Among other markets, the obvious place to assess now is the UK. The FTSE100 has shown resilience: after a drop of about 6 per cent in the two days after the vote was revealed, the index rallied and at midweek was up 4.6 per cent since the vote.
To invest in larger UK companies you can try trackers such as the iShares FTSE 100 or HSBC FTSE 100 Index, while the HSBC FTSE 250 Index tracks the next 250 largest UK companies.
Mr Anderson says there may be better opportunities among smaller UK companies, which have yet to fully recover from the initial Brexit shock.
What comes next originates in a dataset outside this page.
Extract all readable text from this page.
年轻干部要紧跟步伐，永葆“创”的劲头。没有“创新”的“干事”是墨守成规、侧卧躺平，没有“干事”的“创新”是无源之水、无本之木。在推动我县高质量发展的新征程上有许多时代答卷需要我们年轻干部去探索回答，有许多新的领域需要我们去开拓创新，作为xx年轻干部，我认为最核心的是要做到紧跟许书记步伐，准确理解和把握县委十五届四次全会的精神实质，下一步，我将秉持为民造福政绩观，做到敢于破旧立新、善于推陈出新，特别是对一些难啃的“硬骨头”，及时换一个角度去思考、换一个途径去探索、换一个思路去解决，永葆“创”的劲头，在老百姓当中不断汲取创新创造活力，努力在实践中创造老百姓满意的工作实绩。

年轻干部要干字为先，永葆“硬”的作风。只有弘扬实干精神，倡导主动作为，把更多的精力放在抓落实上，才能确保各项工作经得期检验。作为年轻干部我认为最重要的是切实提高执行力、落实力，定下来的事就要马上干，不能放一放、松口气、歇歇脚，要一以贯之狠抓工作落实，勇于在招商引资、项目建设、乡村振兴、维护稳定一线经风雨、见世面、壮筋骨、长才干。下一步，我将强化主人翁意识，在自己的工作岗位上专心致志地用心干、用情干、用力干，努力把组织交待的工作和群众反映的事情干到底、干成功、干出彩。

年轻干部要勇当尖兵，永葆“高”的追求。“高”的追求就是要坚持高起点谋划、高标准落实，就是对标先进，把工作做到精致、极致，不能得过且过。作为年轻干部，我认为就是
He tips BlackRock Smaller Companies investment trust, which grew 73 per cent over the past five years, or BlackRock Throgmorton Trust, which grew 71 per cent. “Just remember that smaller companies are riskier than larger companies, although history suggests the returns can be higher in the longer run,” he adds.
The euro has also been weak since Brexit over fears that other countries may demand their own EU votes, he adds.
“The single currency has scope to strengthen over the next couple of years, especially if the crisis passes, and now may be an interesting time to invest in Europe.”
Mr Anderson recommends mutual funds BlackRock European Dynamic and Liontrust European Income.
The era of dollar strength may be a good time to invest in emerging markets, especially as some experts tip them for a revival.